After spending 10 months volunteering in Israel, last week I FINALLY came back to America and got to spend Shabbat at my temple. It wasn’t like one of those things you look forward to and build up for months and months and then it sucks and you’re disappointed; it wasn’t like flat orange soda or a crummy camp reunion. It was exactly as magical and holy and beautiful as I remembered. I sang Heal Us Now and Oseh Shalom with my choir on the bimah. I hugged friends and congregants I hadn’t prayed with in way too long. I watched a 13-year-old girl get ready for her bat mitzvah, and I remembered when I stood on this same bimah for my bat mitzvah 9 years ago. Best of all: I wore a tallit and a kippah without feeling judged or hated like I am at the Kotel.
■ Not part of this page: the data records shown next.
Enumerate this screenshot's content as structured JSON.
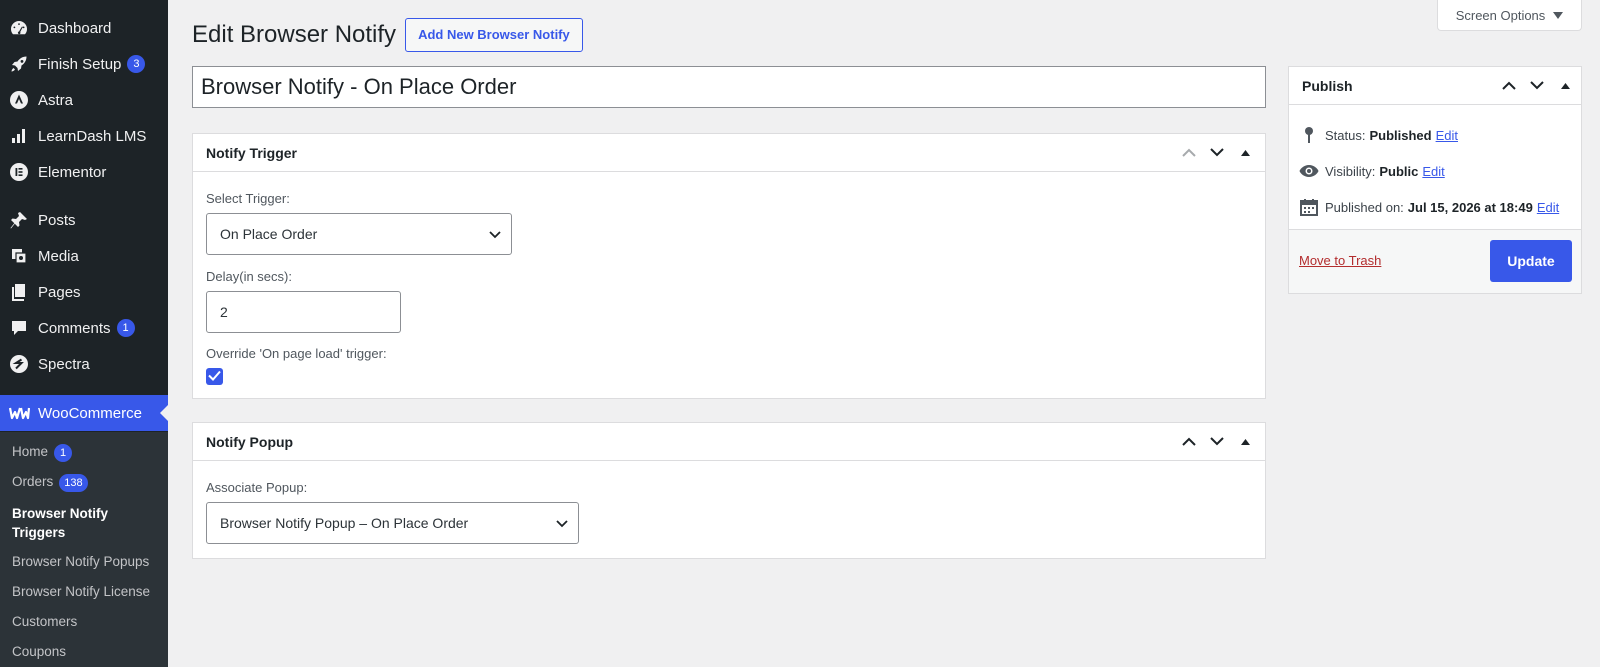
{
  "sidebar": {
    "items": [
      {
        "label": "Dashboard",
        "icon": "dashboard-icon"
      },
      {
        "label": "Finish Setup",
        "icon": "rocket-icon",
        "badge": "3"
      },
      {
        "label": "Astra",
        "icon": "astra-icon"
      },
      {
        "label": "LearnDash LMS",
        "icon": "bar-chart-icon"
      },
      {
        "label": "Elementor",
        "icon": "elementor-icon"
      },
      {
        "label": "Posts",
        "icon": "pin-icon"
      },
      {
        "label": "Media",
        "icon": "media-icon"
      },
      {
        "label": "Pages",
        "icon": "pages-icon"
      },
      {
        "label": "Comments",
        "icon": "comment-icon",
        "badge": "1"
      },
      {
        "label": "Spectra",
        "icon": "spectra-icon"
      },
      {
        "label": "WooCommerce",
        "icon": "woo-icon"
      }
    ],
    "submenu": [
      {
        "label": "Home",
        "badge": "1"
      },
      {
        "label": "Orders",
        "badge": "138"
      },
      {
        "label": "Browser Notify Triggers"
      },
      {
        "label": "Browser Notify Popups"
      },
      {
        "label": "Browser Notify License"
      },
      {
        "label": "Customers"
      },
      {
        "label": "Coupons"
      }
    ]
  },
  "header": {
    "title": "Edit Browser Notify",
    "add_new": "Add New Browser Notify",
    "screen_options": "Screen Options"
  },
  "post": {
    "title": "Browser Notify - On Place Order"
  },
  "trigger_box": {
    "title": "Notify Trigger",
    "select_label": "Select Trigger:",
    "select_value": "On Place Order",
    "delay_label": "Delay(in secs):",
    "delay_value": "2",
    "override_label": "Override 'On page load' trigger:",
    "override_checked": true
  },
  "popup_box": {
    "title": "Notify Popup",
    "associate_label": "Associate Popup:",
    "associate_value": "Browser Notify Popup – On Place Order"
  },
  "publish": {
    "title": "Publish",
    "status_label": "Status:",
    "status_value": "Published",
    "visibility_label": "Visibility:",
    "visibility_value": "Public",
    "published_label": "Published on:",
    "published_value": "Jul 15, 2026 at 18:49",
    "edit_label": "Edit",
    "trash_label": "Move to Trash",
    "update_label": "Update"
  },
  "colors": {
    "sidebar_bg": "#1d2327",
    "accent": "#3858e9",
    "trash": "#b32d2e"
  }
}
My rabbi and cantor called me onto the Bimah for a blessing. They each put a hand on one of my shoulders, and then they blessed me. I wish I was paying attention! I wish I remembered a word they said, and I wish I could tell you what the blessing entailed, but I was fully in the zone. In this moment I swear my smile was so ridiculously wide that the dimple on my right cheek got smushed out the window. I almost cried, but it was like my smile beat the tears at rock paper scissor shoot because I couldn’t even cry, I couldn’t even tear up! I couldn’t even stop exploding with happiness and awe for one second. Because this bimah is where it all happened. This bimah is where I had my baby naming ceremony–this bimah is where I had my pre-school graduation–this bimah is where I had my Bat Mitzvah and Confirmation–this bimah is where I stand RIGHT NOW as my congregation celebrates the fact that in 5 years I will be Rabbi Jenn Maggin.
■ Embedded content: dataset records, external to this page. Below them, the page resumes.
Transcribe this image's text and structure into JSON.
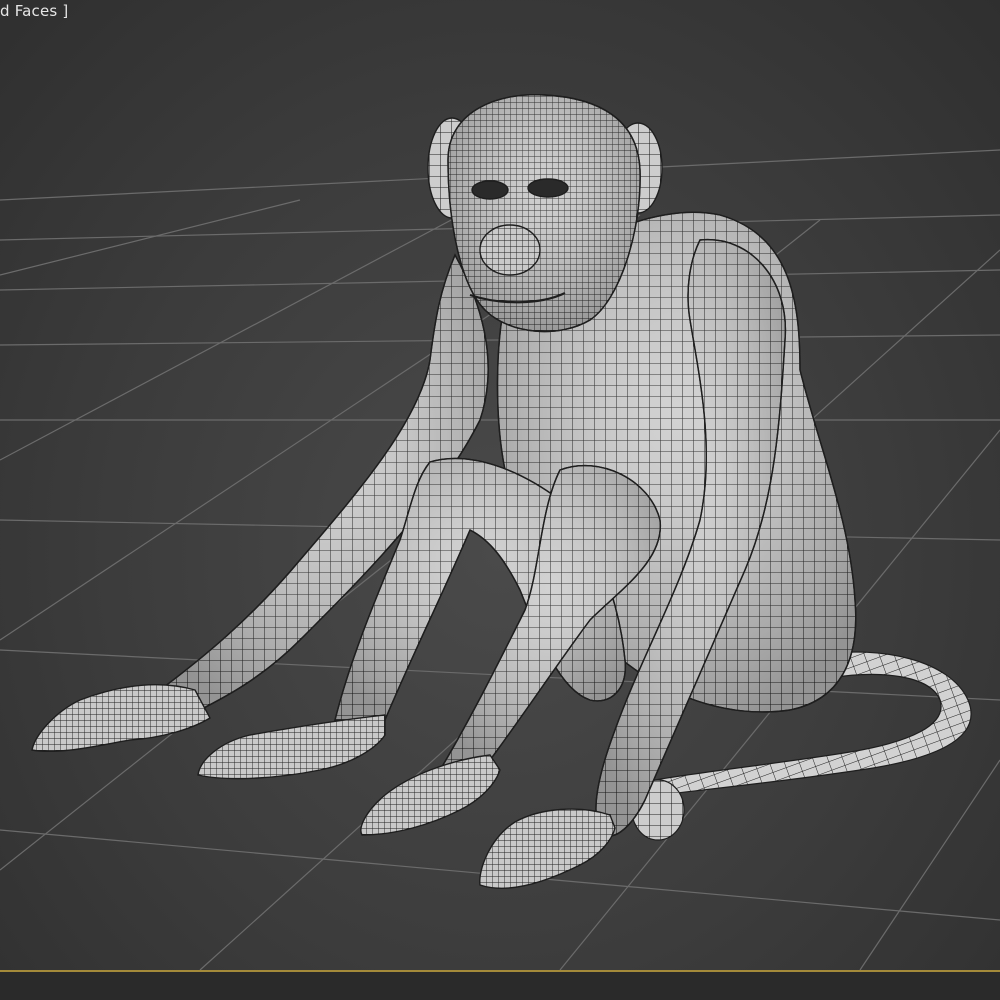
{
  "viewport": {
    "label": "d Faces ]",
    "border_accent": "#a48a3a",
    "background": "#3c3c3c",
    "grid_color": "#6a6a6a",
    "model_color": "#cfcfcf",
    "wire_color": "#1e1e1e"
  },
  "model": {
    "icon": "monkey-wireframe-model"
  }
}
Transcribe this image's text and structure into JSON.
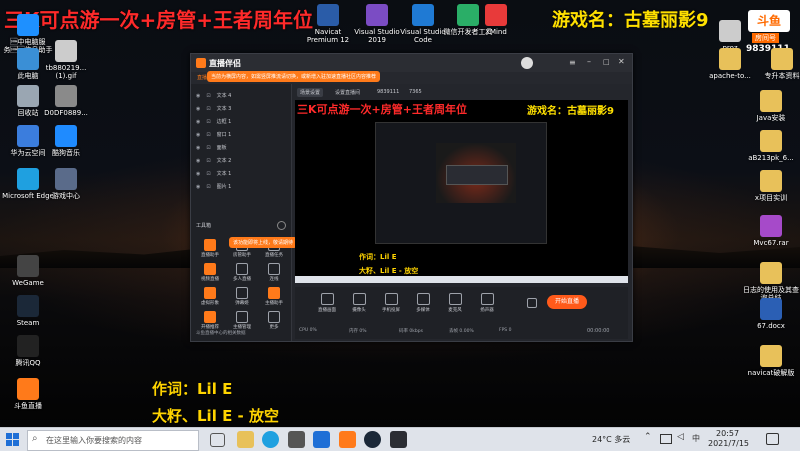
{
  "overlay": {
    "left_text": "三K可点游一次+房管+王者周年位",
    "right_text": "游戏名：古墓丽影9",
    "platform_logo": "斗鱼",
    "room_label": "房间号",
    "room_number": "9839111"
  },
  "lyrics": {
    "line1": "作词：Lil E",
    "line2": "大籽、Lil E - 放空"
  },
  "desktop_left": [
    {
      "label": "\u0001中电脑服务\u0001\u0001信息助手",
      "icon": "monitor-icon",
      "color": "#1e90ff"
    },
    {
      "label": "tb880219...(1).gif",
      "icon": "file-icon",
      "color": "#cccccc"
    },
    {
      "label": "此电脑",
      "icon": "pc-icon",
      "color": "#3a8fd6"
    },
    {
      "label": "回收站",
      "icon": "recycle-bin-icon",
      "color": "#9aa6b2"
    },
    {
      "label": "D0DF0889...",
      "icon": "image-file-icon",
      "color": "#8a8a8a"
    },
    {
      "label": "华为云空间",
      "icon": "cloud-icon",
      "color": "#3b7ddd"
    },
    {
      "label": "酷狗音乐",
      "icon": "music-icon",
      "color": "#1f8bff"
    },
    {
      "label": "Microsoft Edge",
      "icon": "edge-icon",
      "color": "#1fa0e0"
    },
    {
      "label": "游戏中心",
      "icon": "game-icon",
      "color": "#5a6b8a"
    },
    {
      "label": "WeGame",
      "icon": "wegame-icon",
      "color": "#444444"
    },
    {
      "label": "Steam",
      "icon": "steam-icon",
      "color": "#1b2838"
    },
    {
      "label": "腾讯QQ",
      "icon": "qq-icon",
      "color": "#222222"
    },
    {
      "label": "斗鱼直播",
      "icon": "douyu-icon",
      "color": "#ff7a1a"
    }
  ],
  "desktop_top": [
    {
      "label": "Navicat Premium 12",
      "icon": "navicat-icon",
      "color": "#2a5ca8"
    },
    {
      "label": "Visual Studio 2019",
      "icon": "vs-icon",
      "color": "#7b4cc4"
    },
    {
      "label": "Visual Studio Code",
      "icon": "vscode-icon",
      "color": "#1f7ad4"
    },
    {
      "label": "微信开发者工具",
      "icon": "wechat-dev-icon",
      "color": "#2aae67"
    },
    {
      "label": "XMind",
      "icon": "xmind-icon",
      "color": "#e83a3a"
    }
  ],
  "desktop_right": [
    {
      "label": "proz",
      "icon": "file-icon",
      "color": "#cccccc"
    },
    {
      "label": "apache-to...",
      "icon": "folder-icon",
      "color": "#e8c15a"
    },
    {
      "label": "专升本资料",
      "icon": "folder-icon",
      "color": "#e8c15a"
    },
    {
      "label": "Java安装",
      "icon": "folder-icon",
      "color": "#e8c15a"
    },
    {
      "label": "aB213pk_6...",
      "icon": "folder-icon",
      "color": "#e8c15a"
    },
    {
      "label": "x项目实训",
      "icon": "folder-icon",
      "color": "#e8c15a"
    },
    {
      "label": "Mvc67.rar",
      "icon": "archive-icon",
      "color": "#a64ac9"
    },
    {
      "label": "日志的使用及其查询总结",
      "icon": "folder-icon",
      "color": "#e8c15a"
    },
    {
      "label": "67.docx",
      "icon": "word-icon",
      "color": "#2b5fb4"
    },
    {
      "label": "navicat破解版",
      "icon": "folder-icon",
      "color": "#e8c15a"
    }
  ],
  "app": {
    "name": "直播伴侣",
    "menu": [
      "直播场景",
      "直播",
      "互动",
      "粉丝",
      "+",
      "场景设置",
      "特效与画质",
      "设置"
    ],
    "notice": "当前为横屏内容，如需竖屏推流请切换，或新增入驻加速直播社区内容推荐",
    "subbar": [
      "场景设置",
      "设置直播间",
      "9839111",
      "7365"
    ],
    "layers": [
      "文本 4",
      "文本 3",
      "边框 1",
      "窗口 1",
      "面板",
      "文本 2",
      "文本 1",
      "图片 1"
    ],
    "section_label": "工具箱",
    "tools": [
      [
        "直播助手",
        "房管助手",
        "直播任务"
      ],
      [
        "视频直播",
        "多人直播",
        "连线"
      ],
      [
        "虚拟形象",
        "弹幕姬",
        "主播助手"
      ],
      [
        "开播推荐",
        "主播管理",
        "更多"
      ]
    ],
    "toast": "该功能即将上线，敬请期待",
    "footer": "斗鱼直播中心的相关数据",
    "bottom_tools": [
      "直播画面",
      "摄像头",
      "手机投屏",
      "多媒体",
      "麦克风",
      "扬声器"
    ],
    "start_button": "开始直播",
    "status": [
      "CPU 0%",
      "内存 0%",
      "码率 0kbps",
      "丢帧 0.00%",
      "FPS 0"
    ],
    "timer": "00:00:00"
  },
  "taskbar": {
    "search_placeholder": "在这里输入你要搜索的内容",
    "weather": "24°C 多云",
    "time": "20:57",
    "date": "2021/7/15"
  }
}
In 3 weeks I will begin Rabbinical School at Hebrew Union College: Jewish Institute of Religion. 1 year in Israel and then 4 years in Cincinnati. For so long this was all a dream–a fantasy that I needed to turn into a reality. 2 years ago when I gave birth to this dream, I was a graduate student at Teachers College: Columbia University completing my Masters in English Education but dreaming for so much more. All I remember is waiting at Secaucus Junction. Countless trips to Sbarro pizza on the second level of Secaucus Junction as I waited for my 10:45 train and avoided falling asleep on the left over pizza crust. Countless walks around the station as I’d think about how I was caught between two lives, the life I was currently living as an almost ELA teacher and the life I wanted to be living as a rabbinical student and someday a rabbi. I felt like I’d always be stuck; I felt like I’d always be waiting. Secaucus Junction: The place in the middle of nowhere that gets you somewhere. Well the train came. I’m finally where I want to be. It’s funny that my rabbi and cantor blessed me at Shabbat services…because in this moment, and in this time in my life, I couldn’t possibly feel a drop more blessed.